The need for an endoscopy for other indications should be considered during a consultation between a patient and a gastroenterologist.
When a referring GP uses the new criteria to refer a patient to a public hospital that is using a streamlined access model, patients can be placed directly onto the wait list for their procedure without needing to wait for an outpatient appointment. This is why more information is needed in referrals – to support the assessment of anaesthetic and bleeding risk as well as risk factors for poor bowel preparation.
The criteria also offer referring clinicians the option to choose between referral for an endoscopic procedure, or referral to a specialist clinic based on what they know about the patient’s needs.
The criteria were developed by a clinical review panel formed by the Victorian Department of Health and comprising GPs and public hospital-based clinicians specialising in these patient groups.
They provide public hospitals and health services with tools and opportunities to redesign local processes as needed, while also facilitating access to colonoscopy for the National Bowel Cancer Screening Program and supporting the use of eReferrals.

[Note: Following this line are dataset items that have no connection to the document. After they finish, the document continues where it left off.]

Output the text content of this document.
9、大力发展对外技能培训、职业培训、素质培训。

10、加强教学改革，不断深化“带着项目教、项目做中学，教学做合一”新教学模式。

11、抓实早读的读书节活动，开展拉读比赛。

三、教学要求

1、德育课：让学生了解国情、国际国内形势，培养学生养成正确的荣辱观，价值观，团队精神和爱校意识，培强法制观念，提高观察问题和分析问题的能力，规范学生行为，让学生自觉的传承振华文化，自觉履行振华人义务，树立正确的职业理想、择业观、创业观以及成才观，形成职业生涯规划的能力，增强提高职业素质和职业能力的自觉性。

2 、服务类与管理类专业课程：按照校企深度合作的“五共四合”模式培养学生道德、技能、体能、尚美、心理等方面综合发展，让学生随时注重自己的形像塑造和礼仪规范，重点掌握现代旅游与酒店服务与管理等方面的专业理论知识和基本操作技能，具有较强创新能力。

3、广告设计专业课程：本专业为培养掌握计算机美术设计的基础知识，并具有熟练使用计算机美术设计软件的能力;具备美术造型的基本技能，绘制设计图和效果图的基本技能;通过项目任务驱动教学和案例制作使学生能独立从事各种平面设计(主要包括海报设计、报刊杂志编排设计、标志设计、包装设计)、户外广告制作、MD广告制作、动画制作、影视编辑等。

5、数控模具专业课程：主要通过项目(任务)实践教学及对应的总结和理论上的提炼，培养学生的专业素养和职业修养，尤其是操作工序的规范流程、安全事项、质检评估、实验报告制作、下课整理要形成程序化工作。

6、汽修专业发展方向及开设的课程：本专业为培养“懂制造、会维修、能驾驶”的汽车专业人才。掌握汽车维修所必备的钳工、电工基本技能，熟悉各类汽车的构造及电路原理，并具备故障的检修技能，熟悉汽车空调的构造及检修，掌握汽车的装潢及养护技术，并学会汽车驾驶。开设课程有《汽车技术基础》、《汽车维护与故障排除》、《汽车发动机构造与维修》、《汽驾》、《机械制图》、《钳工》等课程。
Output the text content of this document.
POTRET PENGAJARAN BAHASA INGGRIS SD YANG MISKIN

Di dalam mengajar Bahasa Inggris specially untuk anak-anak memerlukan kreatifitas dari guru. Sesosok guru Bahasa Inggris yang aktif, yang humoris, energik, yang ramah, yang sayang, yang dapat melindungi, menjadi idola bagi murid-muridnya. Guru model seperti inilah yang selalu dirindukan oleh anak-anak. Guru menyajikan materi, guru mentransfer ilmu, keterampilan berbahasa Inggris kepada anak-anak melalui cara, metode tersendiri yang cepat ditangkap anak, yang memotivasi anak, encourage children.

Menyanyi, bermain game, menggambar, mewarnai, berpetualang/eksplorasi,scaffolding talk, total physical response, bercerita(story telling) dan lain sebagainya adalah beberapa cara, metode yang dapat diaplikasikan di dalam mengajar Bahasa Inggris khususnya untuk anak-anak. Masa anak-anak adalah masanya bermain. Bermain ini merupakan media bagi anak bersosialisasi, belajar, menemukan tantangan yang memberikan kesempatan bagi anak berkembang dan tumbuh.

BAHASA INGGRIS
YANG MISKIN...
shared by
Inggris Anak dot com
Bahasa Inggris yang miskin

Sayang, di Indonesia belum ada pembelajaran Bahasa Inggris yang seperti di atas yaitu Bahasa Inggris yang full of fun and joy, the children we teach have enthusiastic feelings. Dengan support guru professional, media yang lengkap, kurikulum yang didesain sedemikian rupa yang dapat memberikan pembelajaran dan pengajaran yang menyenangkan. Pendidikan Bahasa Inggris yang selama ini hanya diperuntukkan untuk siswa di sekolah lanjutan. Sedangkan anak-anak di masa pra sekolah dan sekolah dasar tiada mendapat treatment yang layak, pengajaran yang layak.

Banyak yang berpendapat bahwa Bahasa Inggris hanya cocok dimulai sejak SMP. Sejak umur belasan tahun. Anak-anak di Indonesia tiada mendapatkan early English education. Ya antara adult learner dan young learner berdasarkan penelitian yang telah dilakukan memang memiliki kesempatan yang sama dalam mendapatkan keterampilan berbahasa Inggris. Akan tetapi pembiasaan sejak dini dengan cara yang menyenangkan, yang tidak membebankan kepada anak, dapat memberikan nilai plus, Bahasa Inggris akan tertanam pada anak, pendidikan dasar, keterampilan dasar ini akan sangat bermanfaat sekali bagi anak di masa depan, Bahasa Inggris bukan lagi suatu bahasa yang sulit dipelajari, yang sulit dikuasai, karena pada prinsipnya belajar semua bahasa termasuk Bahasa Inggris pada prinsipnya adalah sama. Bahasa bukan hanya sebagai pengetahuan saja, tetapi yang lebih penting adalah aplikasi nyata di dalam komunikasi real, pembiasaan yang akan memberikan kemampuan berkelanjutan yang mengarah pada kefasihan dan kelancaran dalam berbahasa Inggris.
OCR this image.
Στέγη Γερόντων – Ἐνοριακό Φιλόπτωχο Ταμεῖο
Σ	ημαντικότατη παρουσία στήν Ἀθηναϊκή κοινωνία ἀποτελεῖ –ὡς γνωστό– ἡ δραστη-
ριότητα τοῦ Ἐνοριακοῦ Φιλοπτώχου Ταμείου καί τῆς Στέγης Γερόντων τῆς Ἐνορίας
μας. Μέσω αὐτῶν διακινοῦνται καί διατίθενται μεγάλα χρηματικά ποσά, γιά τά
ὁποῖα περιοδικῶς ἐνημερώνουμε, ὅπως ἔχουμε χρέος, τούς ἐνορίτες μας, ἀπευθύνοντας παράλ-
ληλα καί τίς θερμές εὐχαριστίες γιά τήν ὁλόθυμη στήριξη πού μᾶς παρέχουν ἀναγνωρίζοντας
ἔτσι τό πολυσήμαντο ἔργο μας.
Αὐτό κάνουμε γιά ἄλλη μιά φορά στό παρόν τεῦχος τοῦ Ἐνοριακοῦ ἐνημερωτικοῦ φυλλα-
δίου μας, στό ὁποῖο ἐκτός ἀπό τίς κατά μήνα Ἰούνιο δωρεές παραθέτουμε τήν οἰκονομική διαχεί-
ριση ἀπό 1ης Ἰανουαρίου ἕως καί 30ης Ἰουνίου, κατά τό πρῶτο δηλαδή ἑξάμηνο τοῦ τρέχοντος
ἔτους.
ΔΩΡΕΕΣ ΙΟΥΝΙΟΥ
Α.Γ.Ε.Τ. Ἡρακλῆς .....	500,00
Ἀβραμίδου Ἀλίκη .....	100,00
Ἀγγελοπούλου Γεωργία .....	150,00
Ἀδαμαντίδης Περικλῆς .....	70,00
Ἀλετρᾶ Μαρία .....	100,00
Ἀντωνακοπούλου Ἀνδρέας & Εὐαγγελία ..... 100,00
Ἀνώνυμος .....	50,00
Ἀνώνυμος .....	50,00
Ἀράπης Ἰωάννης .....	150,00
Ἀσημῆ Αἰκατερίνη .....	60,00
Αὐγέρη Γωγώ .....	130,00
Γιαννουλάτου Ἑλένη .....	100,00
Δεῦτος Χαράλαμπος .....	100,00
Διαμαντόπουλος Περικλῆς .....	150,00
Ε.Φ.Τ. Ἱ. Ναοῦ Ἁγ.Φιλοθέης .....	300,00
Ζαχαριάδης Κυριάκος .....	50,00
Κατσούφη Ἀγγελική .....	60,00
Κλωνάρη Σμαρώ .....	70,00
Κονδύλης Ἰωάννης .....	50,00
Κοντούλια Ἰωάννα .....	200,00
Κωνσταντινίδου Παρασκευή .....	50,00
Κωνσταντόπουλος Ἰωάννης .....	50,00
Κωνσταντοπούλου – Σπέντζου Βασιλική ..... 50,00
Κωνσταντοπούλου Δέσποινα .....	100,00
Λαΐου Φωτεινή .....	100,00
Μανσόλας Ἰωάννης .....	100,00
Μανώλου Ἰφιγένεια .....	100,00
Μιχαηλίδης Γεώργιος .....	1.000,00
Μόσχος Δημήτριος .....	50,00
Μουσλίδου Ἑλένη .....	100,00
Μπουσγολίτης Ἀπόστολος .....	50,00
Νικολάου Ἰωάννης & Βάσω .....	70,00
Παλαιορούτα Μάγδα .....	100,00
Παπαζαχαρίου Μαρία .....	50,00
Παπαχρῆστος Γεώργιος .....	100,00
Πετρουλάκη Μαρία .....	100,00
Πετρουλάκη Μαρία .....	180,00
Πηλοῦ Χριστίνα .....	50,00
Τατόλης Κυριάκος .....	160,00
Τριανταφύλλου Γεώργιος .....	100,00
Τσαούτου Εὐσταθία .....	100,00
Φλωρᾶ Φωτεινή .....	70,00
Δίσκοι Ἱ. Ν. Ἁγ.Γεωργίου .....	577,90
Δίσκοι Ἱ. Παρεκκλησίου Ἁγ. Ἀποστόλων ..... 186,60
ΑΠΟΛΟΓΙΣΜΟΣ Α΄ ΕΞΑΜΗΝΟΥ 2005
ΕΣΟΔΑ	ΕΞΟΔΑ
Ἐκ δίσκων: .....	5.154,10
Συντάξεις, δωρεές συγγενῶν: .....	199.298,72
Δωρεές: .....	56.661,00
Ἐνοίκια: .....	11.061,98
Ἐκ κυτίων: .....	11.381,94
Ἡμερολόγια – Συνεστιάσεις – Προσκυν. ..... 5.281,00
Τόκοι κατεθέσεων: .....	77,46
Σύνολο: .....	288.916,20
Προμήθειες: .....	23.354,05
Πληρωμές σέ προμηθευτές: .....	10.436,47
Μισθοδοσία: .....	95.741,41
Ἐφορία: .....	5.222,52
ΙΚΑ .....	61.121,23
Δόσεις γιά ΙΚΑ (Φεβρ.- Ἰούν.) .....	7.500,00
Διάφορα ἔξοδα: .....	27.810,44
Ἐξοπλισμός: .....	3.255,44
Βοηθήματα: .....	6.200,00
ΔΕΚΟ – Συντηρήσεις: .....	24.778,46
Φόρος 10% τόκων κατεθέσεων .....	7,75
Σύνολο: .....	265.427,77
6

Richmond GP Dr Jeannie Knapp is a GP advisor at North Western Melbourne Primary Health Network. She said the criteria are good news for patients and another step towards a more consistent health system.
“When used appropriately, these new companion statewide referral criteria mean one less appointment for patients who qualify to go to direct to the waitlist for their procedure,” she said.
“I’m also hopeful that public hospitals with less efficient referral procedures for these indications can now streamline them.”
Health services using a streamlined access model have been advised to use these criteria from 1 February 2024 and should publish updated information about making referrals on their websites.
GPs and other primary care providers are encouraged to check their local HealthPathways or care pathways website when making referrals – this will be the quickest way to understand their local public hospital’s requirements.
Statewide referral criteria apply to public hospitals and health services only. They do not apply to private hospitals.